Text B is an interview on television show conducted by two presenters with the purpose being to conceive as much information as they can from J. K. Rowling, a famous author on her newest Harry Potter book. The audience here would predominantly be avid young readers of the book who want to know about the book and regular followers of the show. The dominant speaker in this text B would be the interviewers and the chat show is based on adjacency pairs.
Using a false-start and contradiction in “no, I don’t – yes I do” illustrate aspects of spoken language although there are clear elements where the audience might know the interviewers had a basic idea of what was to be asked before-hand. The lack of non-fluency features more clearly suggest the questions were previously prepared, for example, when Richard says “All the papers that have been promoting this interview today clearly want us…” This tells us research was undertaken on what sort of questions the audience or readers wanted answered.
The change of tone at the end of a sentence suggests spontaneity and cues the other speaker’s turn to speak. For example, “But of course the last one at the moment is residing in your safe”, portrays the change in tone at the end. Judy, the interviewer used more interrogatives like “two much loved ones? ” while Richard uses ellipsis to try and create spontaneity and confidence, “you told your husband, obviously you confide in him all things…” allowing turn-taking.

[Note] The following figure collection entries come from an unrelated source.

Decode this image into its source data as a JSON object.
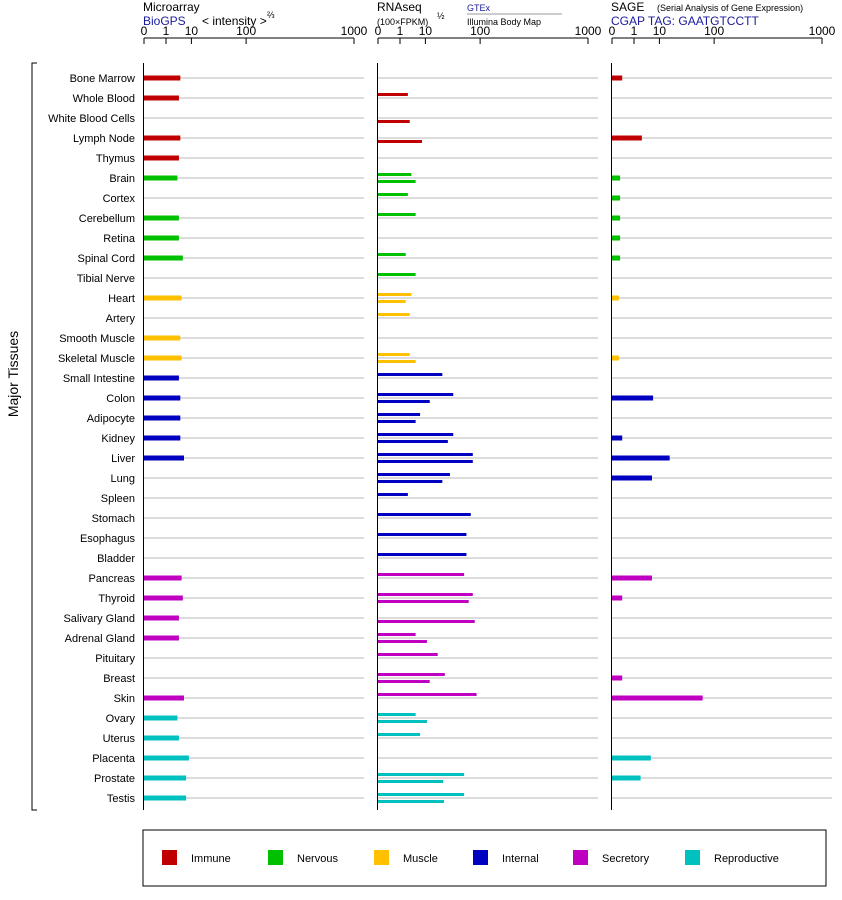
{
  "colors": {
    "Immune": "#c00000",
    "Nervous": "#00c000",
    "Muscle": "#ffc000",
    "Internal": "#0000c0",
    "Secretory": "#c000c0",
    "Reproductive": "#00c0c0"
  },
  "y_axis_label": "Major Tissues",
  "tick_labels": [
    "0",
    "1",
    "10",
    "100",
    "1000"
  ],
  "legend": [
    "Immune",
    "Nervous",
    "Muscle",
    "Internal",
    "Secretory",
    "Reproductive"
  ],
  "panels": {
    "microarray": {
      "title": "Microarray",
      "source": "BioGPS",
      "measure": "< intensity >",
      "exponent": "⅔"
    },
    "rnaseq": {
      "title": "RNAseq",
      "measure": "(100×FPKM)",
      "exponent": "½",
      "source1": "GTEx",
      "source2": "Illumina Body Map"
    },
    "sage": {
      "title": "SAGE",
      "subtitle": "(Serial Analysis of Gene Expression)",
      "tag": "CGAP TAG: GAATGTCCTT"
    }
  },
  "chart_data": {
    "type": "bar",
    "x_scale": "power (cube-root style), ticks 0, 1, 10, 100, 1000",
    "xlim": [
      0,
      1000
    ],
    "categories": [
      "Bone Marrow",
      "Whole Blood",
      "White Blood Cells",
      "Lymph Node",
      "Thymus",
      "Brain",
      "Cortex",
      "Cerebellum",
      "Retina",
      "Spinal Cord",
      "Tibial Nerve",
      "Heart",
      "Artery",
      "Smooth Muscle",
      "Skeletal Muscle",
      "Small Intestine",
      "Colon",
      "Adipocyte",
      "Kidney",
      "Liver",
      "Lung",
      "Spleen",
      "Stomach",
      "Esophagus",
      "Bladder",
      "Pancreas",
      "Thyroid",
      "Salivary Gland",
      "Adrenal Gland",
      "Pituitary",
      "Breast",
      "Skin",
      "Ovary",
      "Uterus",
      "Placenta",
      "Prostate",
      "Testis"
    ],
    "groups": [
      "Immune",
      "Immune",
      "Immune",
      "Immune",
      "Immune",
      "Nervous",
      "Nervous",
      "Nervous",
      "Nervous",
      "Nervous",
      "Nervous",
      "Muscle",
      "Muscle",
      "Muscle",
      "Muscle",
      "Internal",
      "Internal",
      "Internal",
      "Internal",
      "Internal",
      "Internal",
      "Internal",
      "Internal",
      "Internal",
      "Internal",
      "Secretory",
      "Secretory",
      "Secretory",
      "Secretory",
      "Secretory",
      "Secretory",
      "Secretory",
      "Reproductive",
      "Reproductive",
      "Reproductive",
      "Reproductive",
      "Reproductive"
    ],
    "series": [
      {
        "name": "Microarray",
        "values": [
          4.5,
          4,
          null,
          4.5,
          4,
          3.5,
          null,
          4,
          4,
          5.5,
          null,
          5,
          null,
          4.5,
          5,
          4,
          4.5,
          4.5,
          4.5,
          6,
          null,
          null,
          null,
          null,
          null,
          5,
          5.5,
          4,
          4,
          null,
          null,
          6,
          3.5,
          4,
          8.5,
          7,
          7
        ]
      },
      {
        "name": "RNAseq (GTEx)",
        "values": [
          null,
          2.5,
          null,
          null,
          null,
          3.5,
          2.5,
          5,
          null,
          2,
          5,
          3.5,
          3,
          null,
          3,
          25,
          40,
          7,
          40,
          80,
          35,
          2.5,
          75,
          65,
          65,
          60,
          80,
          null,
          5,
          20,
          28,
          90,
          5,
          7,
          null,
          60,
          60
        ]
      },
      {
        "name": "RNAseq (Illumina Body Map)",
        "values": [
          null,
          null,
          3,
          8,
          null,
          5,
          null,
          null,
          null,
          null,
          null,
          2,
          null,
          null,
          5,
          null,
          13,
          5,
          32,
          80,
          25,
          null,
          null,
          null,
          null,
          null,
          70,
          85,
          11,
          null,
          13,
          null,
          11,
          null,
          null,
          26,
          27
        ]
      },
      {
        "name": "SAGE",
        "values": [
          0.1,
          null,
          null,
          2.5,
          null,
          0.05,
          0.05,
          0.05,
          0.05,
          0.05,
          null,
          0.03,
          null,
          null,
          0.03,
          null,
          6.5,
          null,
          0.1,
          18,
          6,
          null,
          null,
          null,
          null,
          6,
          0.1,
          null,
          null,
          null,
          0.1,
          70,
          null,
          null,
          5.5,
          2.2,
          null
        ]
      }
    ]
  }
}
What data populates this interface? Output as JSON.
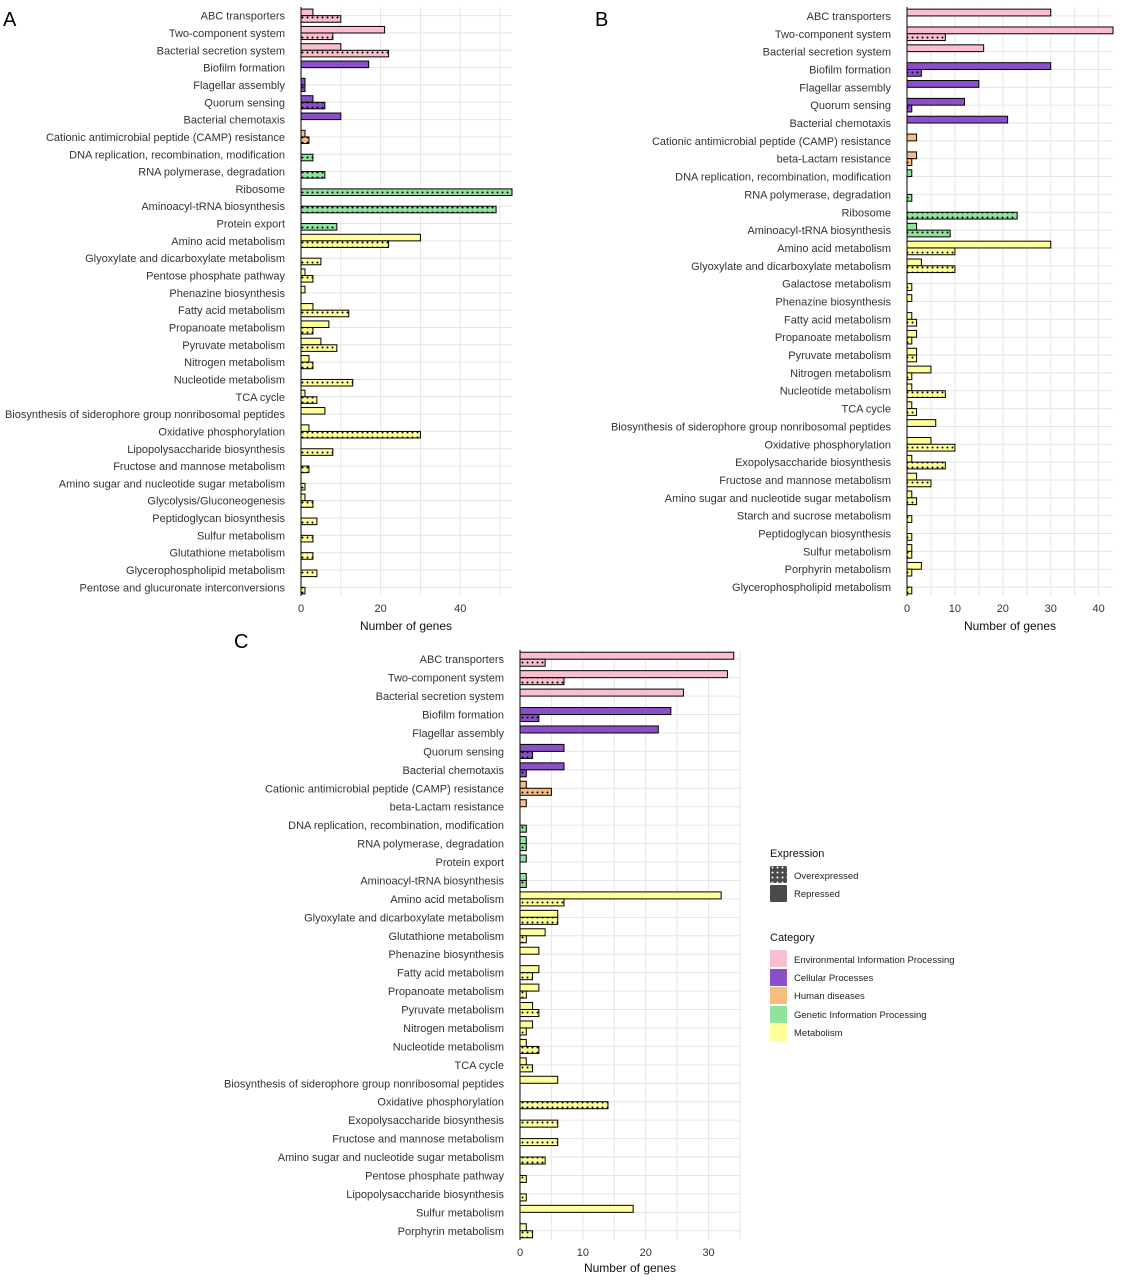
{
  "colors": {
    "Environmental Information Processing": "#f9bfcf",
    "Cellular Processes": "#8b4fc9",
    "Human diseases": "#f7bd7e",
    "Genetic Information Processing": "#8fe39a",
    "Metabolism": "#ffff99"
  },
  "legend": {
    "expression_title": "Expression",
    "expression_items": [
      "Overexpressed",
      "Repressed"
    ],
    "category_title": "Category",
    "category_items": [
      "Environmental Information Processing",
      "Cellular Processes",
      "Human diseases",
      "Genetic Information Processing",
      "Metabolism"
    ]
  },
  "chart_data": [
    {
      "panel": "A",
      "type": "bar",
      "orientation": "horizontal",
      "xlabel": "Number of genes",
      "xlim": [
        0,
        53
      ],
      "xticks": [
        0,
        20,
        40
      ],
      "grid": true,
      "series": [
        {
          "name": "Repressed"
        },
        {
          "name": "Overexpressed"
        }
      ],
      "categories": [
        {
          "name": "ABC transporters",
          "category": "Environmental Information Processing",
          "repressed": 3,
          "overexpressed": 10
        },
        {
          "name": "Two-component system",
          "category": "Environmental Information Processing",
          "repressed": 21,
          "overexpressed": 8
        },
        {
          "name": "Bacterial secretion system",
          "category": "Environmental Information Processing",
          "repressed": 10,
          "overexpressed": 22
        },
        {
          "name": "Biofilm formation",
          "category": "Cellular Processes",
          "repressed": 17,
          "overexpressed": 0
        },
        {
          "name": "Flagellar assembly",
          "category": "Cellular Processes",
          "repressed": 1,
          "overexpressed": 1
        },
        {
          "name": "Quorum sensing",
          "category": "Cellular Processes",
          "repressed": 3,
          "overexpressed": 6
        },
        {
          "name": "Bacterial chemotaxis",
          "category": "Cellular Processes",
          "repressed": 10,
          "overexpressed": 0
        },
        {
          "name": "Cationic antimicrobial peptide (CAMP) resistance",
          "category": "Human diseases",
          "repressed": 1,
          "overexpressed": 2
        },
        {
          "name": "DNA replication, recombination, modification",
          "category": "Genetic Information Processing",
          "repressed": 0,
          "overexpressed": 3
        },
        {
          "name": "RNA polymerase, degradation",
          "category": "Genetic Information Processing",
          "repressed": 0,
          "overexpressed": 6
        },
        {
          "name": "Ribosome",
          "category": "Genetic Information Processing",
          "repressed": 0,
          "overexpressed": 53
        },
        {
          "name": "Aminoacyl-tRNA biosynthesis",
          "category": "Genetic Information Processing",
          "repressed": 0,
          "overexpressed": 49
        },
        {
          "name": "Protein export",
          "category": "Genetic Information Processing",
          "repressed": 0,
          "overexpressed": 9
        },
        {
          "name": "Amino acid metabolism",
          "category": "Metabolism",
          "repressed": 30,
          "overexpressed": 22
        },
        {
          "name": "Glyoxylate and dicarboxylate metabolism",
          "category": "Metabolism",
          "repressed": 0,
          "overexpressed": 5
        },
        {
          "name": "Pentose phosphate pathway",
          "category": "Metabolism",
          "repressed": 1,
          "overexpressed": 3
        },
        {
          "name": "Phenazine biosynthesis",
          "category": "Metabolism",
          "repressed": 1,
          "overexpressed": 0
        },
        {
          "name": "Fatty acid metabolism",
          "category": "Metabolism",
          "repressed": 3,
          "overexpressed": 12
        },
        {
          "name": "Propanoate metabolism",
          "category": "Metabolism",
          "repressed": 7,
          "overexpressed": 3
        },
        {
          "name": "Pyruvate metabolism",
          "category": "Metabolism",
          "repressed": 5,
          "overexpressed": 9
        },
        {
          "name": "Nitrogen metabolism",
          "category": "Metabolism",
          "repressed": 2,
          "overexpressed": 3
        },
        {
          "name": "Nucleotide metabolism",
          "category": "Metabolism",
          "repressed": 0,
          "overexpressed": 13
        },
        {
          "name": "TCA cycle",
          "category": "Metabolism",
          "repressed": 1,
          "overexpressed": 4
        },
        {
          "name": "Biosynthesis of siderophore group nonribosomal peptides",
          "category": "Metabolism",
          "repressed": 6,
          "overexpressed": 0
        },
        {
          "name": "Oxidative phosphorylation",
          "category": "Metabolism",
          "repressed": 2,
          "overexpressed": 30
        },
        {
          "name": "Lipopolysaccharide biosynthesis",
          "category": "Metabolism",
          "repressed": 0,
          "overexpressed": 8
        },
        {
          "name": "Fructose and mannose metabolism",
          "category": "Metabolism",
          "repressed": 0,
          "overexpressed": 2
        },
        {
          "name": "Amino sugar and nucleotide sugar metabolism",
          "category": "Metabolism",
          "repressed": 0,
          "overexpressed": 1
        },
        {
          "name": "Glycolysis/Gluconeogenesis",
          "category": "Metabolism",
          "repressed": 1,
          "overexpressed": 3
        },
        {
          "name": "Peptidoglycan biosynthesis",
          "category": "Metabolism",
          "repressed": 0,
          "overexpressed": 4
        },
        {
          "name": "Sulfur metabolism",
          "category": "Metabolism",
          "repressed": 0,
          "overexpressed": 3
        },
        {
          "name": "Glutathione metabolism",
          "category": "Metabolism",
          "repressed": 0,
          "overexpressed": 3
        },
        {
          "name": "Glycerophospholipid metabolism",
          "category": "Metabolism",
          "repressed": 0,
          "overexpressed": 4
        },
        {
          "name": "Pentose and glucuronate interconversions",
          "category": "Metabolism",
          "repressed": 0,
          "overexpressed": 1
        }
      ]
    },
    {
      "panel": "B",
      "type": "bar",
      "orientation": "horizontal",
      "xlabel": "Number of genes",
      "xlim": [
        0,
        43
      ],
      "xticks": [
        0,
        10,
        20,
        30,
        40
      ],
      "grid": true,
      "series": [
        {
          "name": "Repressed"
        },
        {
          "name": "Overexpressed"
        }
      ],
      "categories": [
        {
          "name": "ABC transporters",
          "category": "Environmental Information Processing",
          "repressed": 30,
          "overexpressed": 0
        },
        {
          "name": "Two-component system",
          "category": "Environmental Information Processing",
          "repressed": 43,
          "overexpressed": 8
        },
        {
          "name": "Bacterial secretion system",
          "category": "Environmental Information Processing",
          "repressed": 16,
          "overexpressed": 0
        },
        {
          "name": "Biofilm formation",
          "category": "Cellular Processes",
          "repressed": 30,
          "overexpressed": 3
        },
        {
          "name": "Flagellar assembly",
          "category": "Cellular Processes",
          "repressed": 15,
          "overexpressed": 0
        },
        {
          "name": "Quorum sensing",
          "category": "Cellular Processes",
          "repressed": 12,
          "overexpressed": 1
        },
        {
          "name": "Bacterial chemotaxis",
          "category": "Cellular Processes",
          "repressed": 21,
          "overexpressed": 0
        },
        {
          "name": "Cationic antimicrobial peptide (CAMP) resistance",
          "category": "Human diseases",
          "repressed": 2,
          "overexpressed": 0
        },
        {
          "name": "beta-Lactam resistance",
          "category": "Human diseases",
          "repressed": 2,
          "overexpressed": 1
        },
        {
          "name": "DNA replication, recombination, modification",
          "category": "Genetic Information Processing",
          "repressed": 1,
          "overexpressed": 0
        },
        {
          "name": "RNA polymerase, degradation",
          "category": "Genetic Information Processing",
          "repressed": 0,
          "overexpressed": 1
        },
        {
          "name": "Ribosome",
          "category": "Genetic Information Processing",
          "repressed": 0,
          "overexpressed": 23
        },
        {
          "name": "Aminoacyl-tRNA biosynthesis",
          "category": "Genetic Information Processing",
          "repressed": 2,
          "overexpressed": 9
        },
        {
          "name": "Amino acid metabolism",
          "category": "Metabolism",
          "repressed": 30,
          "overexpressed": 10
        },
        {
          "name": "Glyoxylate and dicarboxylate metabolism",
          "category": "Metabolism",
          "repressed": 3,
          "overexpressed": 10
        },
        {
          "name": "Galactose metabolism",
          "category": "Metabolism",
          "repressed": 0,
          "overexpressed": 1
        },
        {
          "name": "Phenazine biosynthesis",
          "category": "Metabolism",
          "repressed": 1,
          "overexpressed": 0
        },
        {
          "name": "Fatty acid metabolism",
          "category": "Metabolism",
          "repressed": 1,
          "overexpressed": 2
        },
        {
          "name": "Propanoate metabolism",
          "category": "Metabolism",
          "repressed": 2,
          "overexpressed": 1
        },
        {
          "name": "Pyruvate metabolism",
          "category": "Metabolism",
          "repressed": 2,
          "overexpressed": 2
        },
        {
          "name": "Nitrogen metabolism",
          "category": "Metabolism",
          "repressed": 5,
          "overexpressed": 1
        },
        {
          "name": "Nucleotide metabolism",
          "category": "Metabolism",
          "repressed": 1,
          "overexpressed": 8
        },
        {
          "name": "TCA cycle",
          "category": "Metabolism",
          "repressed": 1,
          "overexpressed": 2
        },
        {
          "name": "Biosynthesis of siderophore group nonribosomal peptides",
          "category": "Metabolism",
          "repressed": 6,
          "overexpressed": 0
        },
        {
          "name": "Oxidative phosphorylation",
          "category": "Metabolism",
          "repressed": 5,
          "overexpressed": 10
        },
        {
          "name": "Exopolysaccharide biosynthesis",
          "category": "Metabolism",
          "repressed": 1,
          "overexpressed": 8
        },
        {
          "name": "Fructose and mannose metabolism",
          "category": "Metabolism",
          "repressed": 2,
          "overexpressed": 5
        },
        {
          "name": "Amino sugar and nucleotide sugar metabolism",
          "category": "Metabolism",
          "repressed": 1,
          "overexpressed": 2
        },
        {
          "name": "Starch and sucrose metabolism",
          "category": "Metabolism",
          "repressed": 0,
          "overexpressed": 1
        },
        {
          "name": "Peptidoglycan biosynthesis",
          "category": "Metabolism",
          "repressed": 0,
          "overexpressed": 1
        },
        {
          "name": "Sulfur metabolism",
          "category": "Metabolism",
          "repressed": 1,
          "overexpressed": 1
        },
        {
          "name": "Porphyrin metabolism",
          "category": "Metabolism",
          "repressed": 3,
          "overexpressed": 1
        },
        {
          "name": "Glycerophospholipid metabolism",
          "category": "Metabolism",
          "repressed": 0,
          "overexpressed": 1
        }
      ]
    },
    {
      "panel": "C",
      "type": "bar",
      "orientation": "horizontal",
      "xlabel": "Number of genes",
      "xlim": [
        0,
        35
      ],
      "xticks": [
        0,
        10,
        20,
        30
      ],
      "grid": true,
      "series": [
        {
          "name": "Repressed"
        },
        {
          "name": "Overexpressed"
        }
      ],
      "categories": [
        {
          "name": "ABC transporters",
          "category": "Environmental Information Processing",
          "repressed": 34,
          "overexpressed": 4
        },
        {
          "name": "Two-component system",
          "category": "Environmental Information Processing",
          "repressed": 33,
          "overexpressed": 7
        },
        {
          "name": "Bacterial secretion system",
          "category": "Environmental Information Processing",
          "repressed": 26,
          "overexpressed": 0
        },
        {
          "name": "Biofilm formation",
          "category": "Cellular Processes",
          "repressed": 24,
          "overexpressed": 3
        },
        {
          "name": "Flagellar assembly",
          "category": "Cellular Processes",
          "repressed": 22,
          "overexpressed": 0
        },
        {
          "name": "Quorum sensing",
          "category": "Cellular Processes",
          "repressed": 7,
          "overexpressed": 2
        },
        {
          "name": "Bacterial chemotaxis",
          "category": "Cellular Processes",
          "repressed": 7,
          "overexpressed": 1
        },
        {
          "name": "Cationic antimicrobial peptide (CAMP) resistance",
          "category": "Human diseases",
          "repressed": 1,
          "overexpressed": 5
        },
        {
          "name": "beta-Lactam resistance",
          "category": "Human diseases",
          "repressed": 1,
          "overexpressed": 0
        },
        {
          "name": "DNA replication, recombination, modification",
          "category": "Genetic Information Processing",
          "repressed": 0,
          "overexpressed": 1
        },
        {
          "name": "RNA polymerase, degradation",
          "category": "Genetic Information Processing",
          "repressed": 1,
          "overexpressed": 1
        },
        {
          "name": "Protein export",
          "category": "Genetic Information Processing",
          "repressed": 1,
          "overexpressed": 0
        },
        {
          "name": "Aminoacyl-tRNA biosynthesis",
          "category": "Genetic Information Processing",
          "repressed": 1,
          "overexpressed": 1
        },
        {
          "name": "Amino acid metabolism",
          "category": "Metabolism",
          "repressed": 32,
          "overexpressed": 7
        },
        {
          "name": "Glyoxylate and dicarboxylate metabolism",
          "category": "Metabolism",
          "repressed": 6,
          "overexpressed": 6
        },
        {
          "name": "Glutathione metabolism",
          "category": "Metabolism",
          "repressed": 4,
          "overexpressed": 1
        },
        {
          "name": "Phenazine biosynthesis",
          "category": "Metabolism",
          "repressed": 3,
          "overexpressed": 0
        },
        {
          "name": "Fatty acid metabolism",
          "category": "Metabolism",
          "repressed": 3,
          "overexpressed": 2
        },
        {
          "name": "Propanoate metabolism",
          "category": "Metabolism",
          "repressed": 3,
          "overexpressed": 1
        },
        {
          "name": "Pyruvate metabolism",
          "category": "Metabolism",
          "repressed": 2,
          "overexpressed": 3
        },
        {
          "name": "Nitrogen metabolism",
          "category": "Metabolism",
          "repressed": 2,
          "overexpressed": 1
        },
        {
          "name": "Nucleotide metabolism",
          "category": "Metabolism",
          "repressed": 1,
          "overexpressed": 3
        },
        {
          "name": "TCA cycle",
          "category": "Metabolism",
          "repressed": 1,
          "overexpressed": 2
        },
        {
          "name": "Biosynthesis of siderophore group nonribosomal peptides",
          "category": "Metabolism",
          "repressed": 6,
          "overexpressed": 0
        },
        {
          "name": "Oxidative phosphorylation",
          "category": "Metabolism",
          "repressed": 0,
          "overexpressed": 14
        },
        {
          "name": "Exopolysaccharide biosynthesis",
          "category": "Metabolism",
          "repressed": 0,
          "overexpressed": 6
        },
        {
          "name": "Fructose and mannose metabolism",
          "category": "Metabolism",
          "repressed": 0,
          "overexpressed": 6
        },
        {
          "name": "Amino sugar and nucleotide sugar metabolism",
          "category": "Metabolism",
          "repressed": 0,
          "overexpressed": 4
        },
        {
          "name": "Pentose phosphate pathway",
          "category": "Metabolism",
          "repressed": 0,
          "overexpressed": 1
        },
        {
          "name": "Lipopolysaccharide biosynthesis",
          "category": "Metabolism",
          "repressed": 0,
          "overexpressed": 1
        },
        {
          "name": "Sulfur metabolism",
          "category": "Metabolism",
          "repressed": 18,
          "overexpressed": 0
        },
        {
          "name": "Porphyrin metabolism",
          "category": "Metabolism",
          "repressed": 1,
          "overexpressed": 2
        }
      ]
    }
  ]
}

The interviewee also seems a little uninterested through her short answers such as “He did one of the, yeah”; to perhaps show she isn’t in the mood or the fact she’s trying to be careful so as to not reveal any information thus considering her words. Text C is a play script from American Buffalo by David Mamet, with the purpose primarily being to entertain. The audience here would be predominantly educated theatre going audience.
The play script is structurally organized through the use of adjacency pairs, with interrogatives being a main aspect. Don is portrayed as the dominant speaker as he controls the conversation and asserts his position through speech. Don’s speech is also longer and more authorative to further portray his higher status than Bob. The use of turn-taking and the informal setting gives way to colloquialism such as “well she was real mad at him”, “jewed” and “yup”.
Don also uses “Bobby” to show familiarity with the other character as well as it being a little patronizing to represent their distinctive positions and relationship. Don also instigates topic shifts structurally as he tries to teach Bob about business, “Things are not always what they seem to be”, shows how a cliche to perhaps portray Don’s maturity and wisdom in comparison to the youth and naivety of Bob.